В спокойном голосе дамы на миг проскользнуло искреннее недоумение. Очевидно, вся мудрость мира не смогла победить ее девичью наивность. Но она продолжила:
– В день ареста я ушла давать уроки французского жене местного большого начальника. Уж зачем ей это понадобилось – не знаю. Она мне и шепнула на прощанье: "домой не возвращайся – хуже будет". Я не послушалась, побежала: а маму уже забрали…
Много лет спустя я узнала, – до меня иногда все же доходят новости из человеческого мира, – что в тридцатые годы этот пламенный большевик поплатился головой за все свои заблуждения… Сгинула и его супруга… Впрочем, не буду отвлекаться. Сердобольная соседка наказала бежать в горы, объясняла, как попасть к добрым людям. Мол, спрячут и помогут…
Только тех добрых людей я долго искала. Да так и не нашла. Страх тогда вселился в человеческие сердца. Рассеялись добрые, попрятались, а то и злыми прикинулись. От прежней жизни ничего не осталось. Легко ли было мне, фрейлине императрицы, блуждать по горам и кого-то искать? Да, да, я была представлена ко двору! Вот, видите – это не просто брошь, это бриллиантовый шифр! Все фрейлины его носили…

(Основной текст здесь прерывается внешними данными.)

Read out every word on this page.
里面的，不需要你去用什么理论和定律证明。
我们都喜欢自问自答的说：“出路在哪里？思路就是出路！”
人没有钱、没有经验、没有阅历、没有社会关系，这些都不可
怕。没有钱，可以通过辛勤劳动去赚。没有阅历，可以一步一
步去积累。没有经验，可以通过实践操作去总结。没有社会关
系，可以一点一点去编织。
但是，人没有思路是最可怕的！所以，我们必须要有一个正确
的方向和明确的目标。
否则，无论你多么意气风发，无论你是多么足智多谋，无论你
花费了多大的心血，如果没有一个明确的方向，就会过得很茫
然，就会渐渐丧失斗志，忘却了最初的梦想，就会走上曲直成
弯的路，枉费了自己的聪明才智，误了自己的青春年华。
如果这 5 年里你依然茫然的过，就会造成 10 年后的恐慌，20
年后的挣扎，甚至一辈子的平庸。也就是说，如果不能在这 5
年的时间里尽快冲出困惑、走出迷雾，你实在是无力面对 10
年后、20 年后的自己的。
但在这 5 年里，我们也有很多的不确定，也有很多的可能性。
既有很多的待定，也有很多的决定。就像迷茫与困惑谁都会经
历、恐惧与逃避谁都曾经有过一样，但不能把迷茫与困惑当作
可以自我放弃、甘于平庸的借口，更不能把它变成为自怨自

Меня, полумертвую, погибающую, нашла местная женщина, привела к себе… С тех пор я тут и живу. Она среди местных слыла… как это? – шаманкой! Многому меня обучила, у людей это волшебством иногда зовется, а то и колдовством. Говорила, что сразу разглядела во мне преемницу, что долго, очень долго ждала такую, – чтобы она через муки и страдания прошла. Чтобы не тянуло обратно в мир. И правда: я тогда стала бояться людей, хотелось быть от них подальше… Так я стала ее наследницей… Не улыбайтесь, молодой человек! – женщина вдруг строго посмотрела на Никиту.

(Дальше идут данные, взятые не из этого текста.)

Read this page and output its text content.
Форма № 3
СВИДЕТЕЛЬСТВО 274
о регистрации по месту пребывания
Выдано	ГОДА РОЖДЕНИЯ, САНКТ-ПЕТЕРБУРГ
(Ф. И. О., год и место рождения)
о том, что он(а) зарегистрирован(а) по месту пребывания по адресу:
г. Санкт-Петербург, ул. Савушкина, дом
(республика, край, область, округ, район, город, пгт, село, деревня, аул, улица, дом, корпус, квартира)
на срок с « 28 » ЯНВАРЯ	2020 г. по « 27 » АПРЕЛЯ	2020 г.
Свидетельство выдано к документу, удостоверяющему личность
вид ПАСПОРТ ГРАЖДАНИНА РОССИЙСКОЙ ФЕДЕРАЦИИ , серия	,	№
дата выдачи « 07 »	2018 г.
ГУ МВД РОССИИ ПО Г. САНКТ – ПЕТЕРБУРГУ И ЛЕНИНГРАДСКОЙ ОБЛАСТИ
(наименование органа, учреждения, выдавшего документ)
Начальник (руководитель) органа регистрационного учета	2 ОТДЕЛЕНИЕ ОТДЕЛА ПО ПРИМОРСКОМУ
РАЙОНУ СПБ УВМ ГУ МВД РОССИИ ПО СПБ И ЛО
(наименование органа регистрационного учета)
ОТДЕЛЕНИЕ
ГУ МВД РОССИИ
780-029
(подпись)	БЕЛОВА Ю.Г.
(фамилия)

– Наследство серьезным оказалось: ведь я попала тогда к самой Хранительнице гор! Никто не знал, сколько ей лет, но по обмолвкам я скоро поняла, что жила она здесь с незапамятных времен… Однако всему приходит конец. Когда добрая женщина умерла, Хранительницей стала я… Может быть, поэтому я так молодо выгляжу? – Екатерина не смогла удержаться от грустной улыбки. – Ведь мне уже больше ста лет. Но долгий век не всегда награда…
Никита помрачнел. Он, как никто другой, уже смутно понимал: если ты выбран – пощады не жди.
Николай с Василием снова перекрестились, не зная, как реагировать на подобные признания: а что, если эта самая "хранительница" – все-таки нечисть и бесовское наваждение? Когда мир оказывается сложнее наших о нем представлений, он чаще всего не радует, а пугает… Впрочем, их настороженные взгляды нашли на мерцающем граните пещеры небольшую старинную – совсем потемнела! – икону. Вроде успокоились маленько.
У Данилы вытянулось лицо. Радостное изумление от неожиданной встречи прошло. Наступил черед тягостных сомнений. Ведь даже столкнувшись с чудом, мы к следующим чудесам все равно оказываемся не готовы. На то они и чудеса.